I wish I could read minds like Lucifer. I can hear Traven’s heart beating fast. He’s feeling the mixture of cold and fear that’s excitement. He half knows what’s coming and he’s not sure if he can handle it. That’s me in the arena, waiting for the gates to open to see what I’m going up against in this episode of Kick Stark’s Ass. After a while you learn to live with the fear and ignore it, but it’s never a hundred percent gone. But some kinds of fear can make you more than you are. You face down something bigger than yourself and maybe come out of it with scars, but you’re a little stronger for it. There are other fears that are like a hole in your center where pieces of your soul go down the drain. That kind of fear has nothing to do with the knock-down-drag-out in the arena. That’s the horror of finally knowing how things really are. Who has the power and how they love tossing it around at C;Yt arouneveryone who doesn’t have it.

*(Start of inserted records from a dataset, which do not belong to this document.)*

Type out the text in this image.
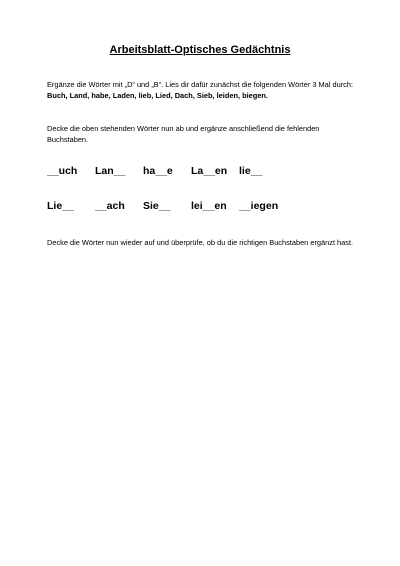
Arbeitsblatt-Optisches Gedächtnis
Ergänze die Wörter mit „D“ und „B“. Lies dir dafür zunächst die folgenden Wörter 3 Mal durch: Buch, Land, habe, Laden, lieb, Lied, Dach, Sieb, leiden, biegen.
Decke die oben stehenden Wörter nun ab und ergänze anschließend die fehlenden Buchstaben.
__uch Lan__ ha__e La__en lie__
Lie__ __ach Sie__ lei__en __iegen
Decke die Wörter nun wieder auf und überprüfe, ob du die richtigen Buchstaben ergänzt hast.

Every one of us, human and monster alike, lives with an angelic boot on our throats. But we don’t see it, so we forget about it and limp along doing the stupid little things that make up our stupid little lives. Then the boot comes down on your gut, squeezing the air out of your lungs and cracking your bones like old matchsticks. And you know the only reason it’s happening is because you’re not one of the celestials on high. You’re suffering with the worst curse of all. You’re alive. We’re just bugs on God’s windshield. That’s all we are. Annoying. Disposable. A dime a dozen.
Traven says, “You toss it all off so easily. Men enslaving angels. Humans challenging both Lucifer and God. And you say you’re a nephilim, something I don’t even know if I believe in.”
“Don’t worry, Father. I believe in you.”
He’s talking about me, but it’s not what he means. I can hear it in the almost inaudible tremors in his voice.
“Ask the question, Father.”
“What do I have to look forward to in Hell? Do they have special amusements for ex-priests?”
I should have gone easier on him. The poor guy is ex-communicated. To him that means he already has one foot in the coal cart to the hot country.